La console portable

3 minutes de lecture

La façon dont je me procurai une Game Boy vaut le coup d’être racontée, car au départ mes parents étaient farouchement opposés à ce que je puisse en acquérir une et ne m’en auraient acheté sous aucun prétexte, pas par mauvaise volonté je pense mais simplement par habitude, l’habitude de me refuser tout ce qui pouvait me faire réellement plaisir et ne se mangeait pas (il faudra que je réserve un paragraphe à toutes les saloperies sucrées qu’ils me laissèrent avaler, aggravant en cela mes maux de ventre mais leur permettant sans doute de me considérer comme suffisamment gâté pour me refuser les choses importantes). Ce fut chez Renaud que je découvris la petite console Nintendo. Renaud aimait bien sa console mais s’en était un peu lassé ; il était passé à la couleur chez Sega et avait maintenant une Game Gear (un gros machin noir avec un écran lumineux sur lequel on pouvait jouer à Sonic et qui avait tellement peu d’autonomie qu’il restait branché en permanence… mais passons). Il ne jouait plus avec la console monochrome et voulait bien me la vendre, mais il restait deux obstacles : le prix qu’il en demandait était très raisonnable mais je savais à l’avance que mes parents ne me laisseraient pas dépenser autant, même si j’avais assez d’argent de poche de côté sur mon livret d’épargne ; par ailleurs l’état de sa console laissait à désirer et des rayures étaient présentes sur l’écran, or je n’imaginais pas qu’un objet aussi merveilleux puisse ne pas être dans un état irréprochable.
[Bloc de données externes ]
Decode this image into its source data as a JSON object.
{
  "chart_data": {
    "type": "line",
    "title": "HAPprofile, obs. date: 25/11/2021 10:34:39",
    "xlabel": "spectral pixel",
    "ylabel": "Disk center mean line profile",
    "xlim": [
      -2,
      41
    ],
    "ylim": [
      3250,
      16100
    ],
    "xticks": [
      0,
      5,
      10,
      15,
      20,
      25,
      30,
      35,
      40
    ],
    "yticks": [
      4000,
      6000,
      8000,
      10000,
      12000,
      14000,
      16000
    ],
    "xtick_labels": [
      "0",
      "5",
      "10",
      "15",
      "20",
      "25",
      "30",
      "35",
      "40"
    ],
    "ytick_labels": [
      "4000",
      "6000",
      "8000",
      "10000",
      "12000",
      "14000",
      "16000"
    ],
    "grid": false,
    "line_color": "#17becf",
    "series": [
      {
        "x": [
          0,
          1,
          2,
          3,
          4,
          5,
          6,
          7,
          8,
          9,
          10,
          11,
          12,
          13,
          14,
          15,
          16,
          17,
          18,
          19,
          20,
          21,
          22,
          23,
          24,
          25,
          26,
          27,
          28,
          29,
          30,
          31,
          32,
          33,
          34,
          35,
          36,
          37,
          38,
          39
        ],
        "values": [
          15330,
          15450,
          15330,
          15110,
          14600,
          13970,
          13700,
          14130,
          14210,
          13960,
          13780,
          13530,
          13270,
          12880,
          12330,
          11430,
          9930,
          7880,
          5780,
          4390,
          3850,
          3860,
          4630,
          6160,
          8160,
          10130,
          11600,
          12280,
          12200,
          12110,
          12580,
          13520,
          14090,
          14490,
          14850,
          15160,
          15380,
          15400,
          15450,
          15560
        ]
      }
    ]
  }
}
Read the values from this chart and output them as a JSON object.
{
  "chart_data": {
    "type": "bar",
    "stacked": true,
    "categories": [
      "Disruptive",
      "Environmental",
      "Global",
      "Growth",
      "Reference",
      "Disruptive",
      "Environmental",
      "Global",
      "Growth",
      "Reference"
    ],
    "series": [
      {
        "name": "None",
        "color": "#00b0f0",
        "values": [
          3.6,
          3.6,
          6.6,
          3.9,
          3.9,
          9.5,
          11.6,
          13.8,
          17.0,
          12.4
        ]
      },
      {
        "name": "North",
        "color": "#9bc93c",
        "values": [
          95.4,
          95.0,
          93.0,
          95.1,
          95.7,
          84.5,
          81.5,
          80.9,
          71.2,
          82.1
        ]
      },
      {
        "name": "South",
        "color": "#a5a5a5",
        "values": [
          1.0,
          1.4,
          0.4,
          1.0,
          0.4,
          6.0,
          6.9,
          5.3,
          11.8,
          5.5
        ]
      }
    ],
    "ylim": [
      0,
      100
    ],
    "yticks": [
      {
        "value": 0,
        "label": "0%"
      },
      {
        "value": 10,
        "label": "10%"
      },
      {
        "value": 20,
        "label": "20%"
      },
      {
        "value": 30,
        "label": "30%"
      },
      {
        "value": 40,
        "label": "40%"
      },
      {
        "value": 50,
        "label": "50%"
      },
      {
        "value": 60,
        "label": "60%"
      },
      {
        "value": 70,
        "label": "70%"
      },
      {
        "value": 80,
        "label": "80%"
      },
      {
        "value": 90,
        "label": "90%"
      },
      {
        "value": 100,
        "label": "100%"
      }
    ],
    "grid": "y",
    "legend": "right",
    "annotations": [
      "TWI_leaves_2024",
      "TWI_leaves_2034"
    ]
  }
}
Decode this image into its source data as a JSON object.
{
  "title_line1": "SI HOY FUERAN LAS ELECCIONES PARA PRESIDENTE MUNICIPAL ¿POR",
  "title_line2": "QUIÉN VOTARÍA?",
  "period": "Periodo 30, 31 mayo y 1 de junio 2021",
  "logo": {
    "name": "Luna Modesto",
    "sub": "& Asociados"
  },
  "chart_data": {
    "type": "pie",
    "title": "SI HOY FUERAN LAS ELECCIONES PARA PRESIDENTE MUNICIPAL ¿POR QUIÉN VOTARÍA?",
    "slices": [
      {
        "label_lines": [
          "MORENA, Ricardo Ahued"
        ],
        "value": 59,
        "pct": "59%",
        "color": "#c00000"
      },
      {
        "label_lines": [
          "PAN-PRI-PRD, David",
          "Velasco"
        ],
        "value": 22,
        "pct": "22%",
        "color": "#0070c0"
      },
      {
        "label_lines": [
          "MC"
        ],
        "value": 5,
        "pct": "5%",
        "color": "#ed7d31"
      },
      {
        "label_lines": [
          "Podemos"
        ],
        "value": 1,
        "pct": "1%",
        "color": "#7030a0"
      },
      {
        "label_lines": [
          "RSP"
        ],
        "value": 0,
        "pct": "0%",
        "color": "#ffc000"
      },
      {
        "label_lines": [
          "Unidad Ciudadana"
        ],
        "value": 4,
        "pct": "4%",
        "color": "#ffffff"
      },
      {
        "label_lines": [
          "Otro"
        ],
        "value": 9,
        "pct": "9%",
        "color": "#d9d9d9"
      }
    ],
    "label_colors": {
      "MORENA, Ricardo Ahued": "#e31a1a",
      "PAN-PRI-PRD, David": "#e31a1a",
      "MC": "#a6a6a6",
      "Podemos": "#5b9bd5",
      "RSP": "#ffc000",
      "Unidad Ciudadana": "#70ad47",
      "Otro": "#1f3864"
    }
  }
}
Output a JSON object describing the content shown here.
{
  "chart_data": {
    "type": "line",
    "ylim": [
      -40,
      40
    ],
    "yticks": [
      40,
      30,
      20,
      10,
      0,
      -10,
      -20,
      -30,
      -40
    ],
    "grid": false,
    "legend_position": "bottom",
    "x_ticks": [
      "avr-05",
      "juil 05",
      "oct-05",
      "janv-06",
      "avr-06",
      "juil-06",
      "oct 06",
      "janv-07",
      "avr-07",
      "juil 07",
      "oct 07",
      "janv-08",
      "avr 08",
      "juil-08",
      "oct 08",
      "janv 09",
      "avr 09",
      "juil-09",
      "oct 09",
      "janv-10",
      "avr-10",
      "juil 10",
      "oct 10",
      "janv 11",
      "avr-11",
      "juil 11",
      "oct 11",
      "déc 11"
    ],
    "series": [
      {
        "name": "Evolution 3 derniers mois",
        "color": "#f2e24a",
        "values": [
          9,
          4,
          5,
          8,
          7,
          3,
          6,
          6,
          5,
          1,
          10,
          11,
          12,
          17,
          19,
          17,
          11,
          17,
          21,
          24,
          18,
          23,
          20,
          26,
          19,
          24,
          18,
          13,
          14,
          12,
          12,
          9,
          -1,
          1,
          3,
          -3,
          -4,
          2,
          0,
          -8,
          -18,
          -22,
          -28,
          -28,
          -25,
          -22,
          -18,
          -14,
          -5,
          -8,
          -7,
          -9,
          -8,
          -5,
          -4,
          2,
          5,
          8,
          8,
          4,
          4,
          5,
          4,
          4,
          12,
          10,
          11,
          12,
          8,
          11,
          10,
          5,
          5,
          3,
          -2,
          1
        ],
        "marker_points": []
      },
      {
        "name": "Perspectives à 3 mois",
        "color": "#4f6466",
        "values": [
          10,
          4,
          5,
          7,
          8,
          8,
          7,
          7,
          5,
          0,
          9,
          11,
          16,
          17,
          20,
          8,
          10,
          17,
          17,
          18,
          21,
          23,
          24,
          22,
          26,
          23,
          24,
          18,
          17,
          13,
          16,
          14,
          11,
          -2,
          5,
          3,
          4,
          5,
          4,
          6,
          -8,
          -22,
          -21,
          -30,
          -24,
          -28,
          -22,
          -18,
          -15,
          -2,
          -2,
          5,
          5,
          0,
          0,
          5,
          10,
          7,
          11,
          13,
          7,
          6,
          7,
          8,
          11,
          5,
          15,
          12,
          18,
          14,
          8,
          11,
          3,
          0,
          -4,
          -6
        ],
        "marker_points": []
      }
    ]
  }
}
Voici comment nous surmontâmes ces deux obstacles. Pour le prix, je mentis à mes parents, en leur expliquant que Renaud me vendait sa console pour un prix dérisoire. J’eus donc leur approbation ; et pour ne pas avoir à sortir l’argent réel de mon livret d’épargne, ce qui aurait nécessité leur accord, je me résolus à me séparer d’un de mes trésor, à savoir une pièce de cent francs[1] que la marraine de ma mère m’avait offert pour Noël une fois où nous étions venue la voir chez elle à Nantes. Je plaçais ce gros sous accompagné de quelques autres pièces de dix francs dans une coquille de jouet Kinder[2], et, en toute discrétion, sans me douter que ce mode de transport était sans doute déjà utilisé par les plus grands pour cacher de l’herbe, j’avais de quoi payer Renaud. Restait l’état de la console. C’était plus compliqué, mais pas insurmontable, et je pus m’apercevoir à cette occasion que les plus riches pouvaient avoir un rapport avec la légalité bien plus souple que leurs concitoyens moins aisés. Ainsi chez Renaud c’était Marie, l’aide familiale, qui faisait les courses, et à cette époque il était facile de rendre un produit au supermarché même s’il était déballé. Renaud avait ainsi en plusieurs occasions pu demander à Marie d’acheter un jeu d’ordinateur, pour le déballer et s’en servir un petit moment avant de lui demander de le rendre, éventuellement après en avoir fait une copie. Il avait par ce moyen dévoyé accès à un peu près ce qu’il voulait (disques, bandes dessinées, etc.) sans aucun frais. Nous résolûmes de procéder de la même façon avec la Game Boy : Marie allait en acheter une au supermarché, il allait ouvrir le paquet, et puis elle la rendrait. Sauf que le paquet qu’elle allait retourner contiendrait la vieille console de Renaud, tandis qu’il conserverait celle toute neuve pour me l’échanger contre mon œuf Kinder. Voilà quel était le plan, et il fonctionna comme prévu. Victoire !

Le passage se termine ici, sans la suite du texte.